We next sectioned the face of the mounted plastic block at 1-µm intervals and stained the semithin sections with ethanolic toluidine blue and basic fuchsin. Three techniques helped to determine when sectioning had proceeded to the point at which SBEM should commence. First, cellular landmarks such as melanocytes were apparent in sections, and their positions and shapes could be compared with the images of live or fixed specimens before metal impregnation. Next, owing to the volcano-like shape of a neuromast, it was sometimes possible to see a slight bulging of the skin as the target was neared. Finally and most importantly, the chevrons of successive myomeres provided a quantitative metric of the progress of sectioning.

In most semithin transverse sections, two myomeres are apparent on each side of the body. Because the myomeres are arranged in a forward-pointing arrowhead configuration, sectioning in a caudal-to-rostral direction first encounters the barbed ends of each myomere at the dorsal and ventral larval margins. As sectioning progresses, the cross-sectional area of that myomere grows as its boundaries extend toward the horizontal midline. The adjacent but more caudal myomere meanwhile displays a complementary decrease in area, and, at some level, the pointed end of that myomere shrinks to nothing along the horizontal midline. At that point, the more rostral myomere reaches its maximal cross-sectional area, and the first traces of the next more rostral myomere appear at the dorsal and ventral edges of the specimen. As sectioning continues, the sequence commences anew.

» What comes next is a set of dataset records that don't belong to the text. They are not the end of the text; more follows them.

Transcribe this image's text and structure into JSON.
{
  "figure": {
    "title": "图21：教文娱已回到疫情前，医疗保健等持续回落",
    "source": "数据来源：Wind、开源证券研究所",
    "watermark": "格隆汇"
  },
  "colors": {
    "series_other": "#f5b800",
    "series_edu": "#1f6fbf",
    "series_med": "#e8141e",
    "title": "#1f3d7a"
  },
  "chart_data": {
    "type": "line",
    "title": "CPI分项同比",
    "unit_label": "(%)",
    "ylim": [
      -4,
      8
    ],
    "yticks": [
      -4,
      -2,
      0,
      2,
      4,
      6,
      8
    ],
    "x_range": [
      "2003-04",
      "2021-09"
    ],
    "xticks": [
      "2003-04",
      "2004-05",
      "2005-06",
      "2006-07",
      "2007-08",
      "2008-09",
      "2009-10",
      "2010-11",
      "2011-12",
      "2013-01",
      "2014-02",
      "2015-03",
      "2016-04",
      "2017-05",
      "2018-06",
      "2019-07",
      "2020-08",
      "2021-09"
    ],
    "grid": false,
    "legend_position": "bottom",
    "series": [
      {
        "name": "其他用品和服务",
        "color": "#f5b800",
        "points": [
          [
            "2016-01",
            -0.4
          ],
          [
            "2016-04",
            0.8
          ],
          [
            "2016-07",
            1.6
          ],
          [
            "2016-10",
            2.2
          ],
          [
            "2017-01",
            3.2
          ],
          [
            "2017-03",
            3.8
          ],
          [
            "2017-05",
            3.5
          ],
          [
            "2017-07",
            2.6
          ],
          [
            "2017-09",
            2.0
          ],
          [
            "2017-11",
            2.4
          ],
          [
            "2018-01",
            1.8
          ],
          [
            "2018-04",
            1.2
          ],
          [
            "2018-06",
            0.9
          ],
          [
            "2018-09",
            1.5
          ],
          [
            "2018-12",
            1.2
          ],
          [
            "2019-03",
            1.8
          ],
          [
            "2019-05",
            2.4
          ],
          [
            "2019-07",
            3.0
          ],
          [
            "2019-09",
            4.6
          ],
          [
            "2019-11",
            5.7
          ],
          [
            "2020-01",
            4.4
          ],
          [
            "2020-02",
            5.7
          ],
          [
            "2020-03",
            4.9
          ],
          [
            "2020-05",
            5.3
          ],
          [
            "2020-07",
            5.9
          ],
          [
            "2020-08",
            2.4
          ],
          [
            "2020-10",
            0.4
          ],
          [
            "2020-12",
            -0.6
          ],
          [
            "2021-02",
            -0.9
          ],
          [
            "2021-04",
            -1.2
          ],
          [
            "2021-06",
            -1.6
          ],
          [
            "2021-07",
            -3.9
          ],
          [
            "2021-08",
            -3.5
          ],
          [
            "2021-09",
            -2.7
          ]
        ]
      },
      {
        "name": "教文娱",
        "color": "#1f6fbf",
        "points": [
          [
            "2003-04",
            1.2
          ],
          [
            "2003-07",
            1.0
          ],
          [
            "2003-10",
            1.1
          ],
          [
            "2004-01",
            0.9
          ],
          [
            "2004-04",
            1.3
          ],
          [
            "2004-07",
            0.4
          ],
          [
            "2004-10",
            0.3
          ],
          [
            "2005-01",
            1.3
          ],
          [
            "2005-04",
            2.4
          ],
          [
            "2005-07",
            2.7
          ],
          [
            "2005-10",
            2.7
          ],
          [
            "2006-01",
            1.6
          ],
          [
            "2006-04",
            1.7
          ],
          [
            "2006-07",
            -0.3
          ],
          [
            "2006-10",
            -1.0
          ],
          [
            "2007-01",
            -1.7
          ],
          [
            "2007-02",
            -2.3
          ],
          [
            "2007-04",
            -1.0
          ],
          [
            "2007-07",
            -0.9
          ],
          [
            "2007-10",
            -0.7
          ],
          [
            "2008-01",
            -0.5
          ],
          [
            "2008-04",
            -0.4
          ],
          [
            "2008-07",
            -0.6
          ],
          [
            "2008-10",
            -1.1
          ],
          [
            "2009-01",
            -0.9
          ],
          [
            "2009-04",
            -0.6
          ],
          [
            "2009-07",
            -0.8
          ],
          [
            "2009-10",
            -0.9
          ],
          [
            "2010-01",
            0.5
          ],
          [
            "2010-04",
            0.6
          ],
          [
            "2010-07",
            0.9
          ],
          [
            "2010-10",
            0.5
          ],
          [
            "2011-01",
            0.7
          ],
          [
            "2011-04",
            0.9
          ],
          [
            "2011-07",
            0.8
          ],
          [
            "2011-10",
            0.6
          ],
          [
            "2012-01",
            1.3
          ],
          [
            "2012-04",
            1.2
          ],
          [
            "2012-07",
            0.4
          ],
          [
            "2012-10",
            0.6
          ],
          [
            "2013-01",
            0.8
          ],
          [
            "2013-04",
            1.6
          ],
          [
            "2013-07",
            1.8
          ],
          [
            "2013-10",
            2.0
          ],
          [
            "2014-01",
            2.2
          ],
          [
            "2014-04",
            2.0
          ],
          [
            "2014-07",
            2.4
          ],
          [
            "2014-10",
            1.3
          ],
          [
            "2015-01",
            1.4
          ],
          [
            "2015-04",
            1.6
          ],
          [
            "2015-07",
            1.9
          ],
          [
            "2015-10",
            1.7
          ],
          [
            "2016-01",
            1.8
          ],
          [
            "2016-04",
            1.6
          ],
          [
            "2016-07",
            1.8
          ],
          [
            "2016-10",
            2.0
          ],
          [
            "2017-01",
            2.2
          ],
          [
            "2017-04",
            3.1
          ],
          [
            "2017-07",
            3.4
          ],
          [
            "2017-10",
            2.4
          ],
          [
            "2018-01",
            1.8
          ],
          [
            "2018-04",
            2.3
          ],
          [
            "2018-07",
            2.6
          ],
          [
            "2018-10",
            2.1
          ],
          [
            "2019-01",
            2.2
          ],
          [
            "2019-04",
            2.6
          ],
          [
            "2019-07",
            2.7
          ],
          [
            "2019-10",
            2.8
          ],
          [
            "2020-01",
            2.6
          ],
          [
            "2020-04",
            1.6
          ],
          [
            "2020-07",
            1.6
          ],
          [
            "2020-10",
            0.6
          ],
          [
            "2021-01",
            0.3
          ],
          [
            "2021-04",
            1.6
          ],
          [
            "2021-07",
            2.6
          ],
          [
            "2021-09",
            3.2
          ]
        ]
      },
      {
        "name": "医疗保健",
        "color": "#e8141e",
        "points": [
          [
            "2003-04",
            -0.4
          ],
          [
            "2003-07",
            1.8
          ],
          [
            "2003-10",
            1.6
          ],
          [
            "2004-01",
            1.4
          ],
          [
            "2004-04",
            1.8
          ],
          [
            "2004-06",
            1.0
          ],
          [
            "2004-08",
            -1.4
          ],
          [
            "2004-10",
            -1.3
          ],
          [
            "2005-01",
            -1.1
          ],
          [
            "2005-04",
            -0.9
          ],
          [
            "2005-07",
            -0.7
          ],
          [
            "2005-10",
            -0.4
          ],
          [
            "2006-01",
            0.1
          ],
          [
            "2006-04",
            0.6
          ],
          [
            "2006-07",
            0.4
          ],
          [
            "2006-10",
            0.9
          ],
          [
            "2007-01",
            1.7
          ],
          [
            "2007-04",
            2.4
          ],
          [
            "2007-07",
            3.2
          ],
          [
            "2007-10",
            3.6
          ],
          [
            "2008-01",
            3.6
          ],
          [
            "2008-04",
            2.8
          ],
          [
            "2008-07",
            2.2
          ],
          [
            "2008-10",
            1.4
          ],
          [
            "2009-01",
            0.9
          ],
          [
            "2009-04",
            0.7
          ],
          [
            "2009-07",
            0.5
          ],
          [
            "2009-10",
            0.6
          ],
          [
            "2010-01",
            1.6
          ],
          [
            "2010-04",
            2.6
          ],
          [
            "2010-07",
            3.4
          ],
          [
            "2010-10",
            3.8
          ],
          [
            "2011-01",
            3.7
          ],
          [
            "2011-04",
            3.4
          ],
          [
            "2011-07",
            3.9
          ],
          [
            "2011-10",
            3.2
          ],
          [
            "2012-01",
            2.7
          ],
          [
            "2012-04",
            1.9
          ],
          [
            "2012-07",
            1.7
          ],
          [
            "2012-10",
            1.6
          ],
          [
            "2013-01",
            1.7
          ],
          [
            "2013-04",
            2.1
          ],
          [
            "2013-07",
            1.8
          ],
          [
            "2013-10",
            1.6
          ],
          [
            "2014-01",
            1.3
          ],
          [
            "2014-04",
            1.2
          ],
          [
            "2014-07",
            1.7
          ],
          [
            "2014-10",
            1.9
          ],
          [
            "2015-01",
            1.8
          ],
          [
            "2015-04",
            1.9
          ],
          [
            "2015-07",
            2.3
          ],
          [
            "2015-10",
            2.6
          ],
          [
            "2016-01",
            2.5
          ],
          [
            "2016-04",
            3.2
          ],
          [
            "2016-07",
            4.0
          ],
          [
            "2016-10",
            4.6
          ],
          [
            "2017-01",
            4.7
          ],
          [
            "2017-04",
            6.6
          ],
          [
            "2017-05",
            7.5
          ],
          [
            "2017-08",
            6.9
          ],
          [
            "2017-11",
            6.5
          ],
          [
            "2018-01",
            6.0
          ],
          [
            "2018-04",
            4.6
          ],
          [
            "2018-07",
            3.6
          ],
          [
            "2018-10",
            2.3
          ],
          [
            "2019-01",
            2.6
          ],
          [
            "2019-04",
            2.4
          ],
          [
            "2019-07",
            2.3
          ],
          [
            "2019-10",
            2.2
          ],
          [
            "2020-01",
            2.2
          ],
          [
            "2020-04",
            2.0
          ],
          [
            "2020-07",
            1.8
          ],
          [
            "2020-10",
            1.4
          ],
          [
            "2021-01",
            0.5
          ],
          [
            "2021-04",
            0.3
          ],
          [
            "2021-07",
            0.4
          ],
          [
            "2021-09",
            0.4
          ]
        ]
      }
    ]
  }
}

We made use of the progression of myomere boundaries by noting in the live and aldehyde-fixed specimen at what level the caudal edge of a neuromast lay with respect to the underlying myomeres. Semithin sectioning could then continue until the cross-sectional profile of the myomere posterior to the neuromast had reached the appropriate size, halting ∼5 μm posterior to the target neuromast. Finally, the block face was trimmed to ∼200 μm × 200 μm to exclude extraneous tissue and submitted for SBEM.

SBEM

Four initial samples embedded in Embed-812 were imaged by Renovo Neural, Inc., on a Zeiss Sigma VP scanning electron microscope with a Gatan 3View high-precision ultramicrotome. As the ultramicrotome cut the block face at 50–60 nm increments, images were acquired in high-vacuum mode with a lateral resolution of 5 nm × 5 nm per pixel. Overnight imaging resulting in 700–1000 consecutive images of the tissue sample, which were aligned using the SIFT algorithm of FIJI. Five additional samples embedded in Durcapan were imaged at The Rockefeller University Electron Microscopy Resource Center with a Zeiss Merlin high-vacuum scanning electron microscope with a Gatan 3View2XP camera. The ultramicrotome cut the block face at 30-nm increments with a lateral resolution of 6 nm × 6 nm per pixel. Alignment was performed with Digital Micrograph software.

One data set that included a nearly complete neuromast was chosen for complete reconstruction of the cell membranes. Data annotation technicians were identified through Craigslist and passed a work sample test before being hired. Each cell in the neuromast was given a unique identification number, and the annotator responsible was provided a set of starting coordinates. The cell was reconstructed on the user's computer by outlining its plasmalemma across serial sections with the free software Reconstruct (Fiala 2004). Challenging areas for annotation were noted and evaluated by E. Dow, leaving no areas of significant ambiguity. Cell contours were compiled into a master file that was twice checked independently for accuracy. Surfaces of the cells were rendered from contours in Reconstruct, after which additional rendering and post-production were performed in MeshLab and Blender version 2.72b (https://www.blender.org). Volume and distance measurements were performed in Reconstruct, and measurements of contact areas were conducted in FIJI.

Statistical analysis

The significance of pairwise differences between groups of samples was computed by Student's two-tailed t-tests. Significance is denoted in the graphs as follows: P < 0.001 (***), P < 0.01 (**), and P < 0.05 (*).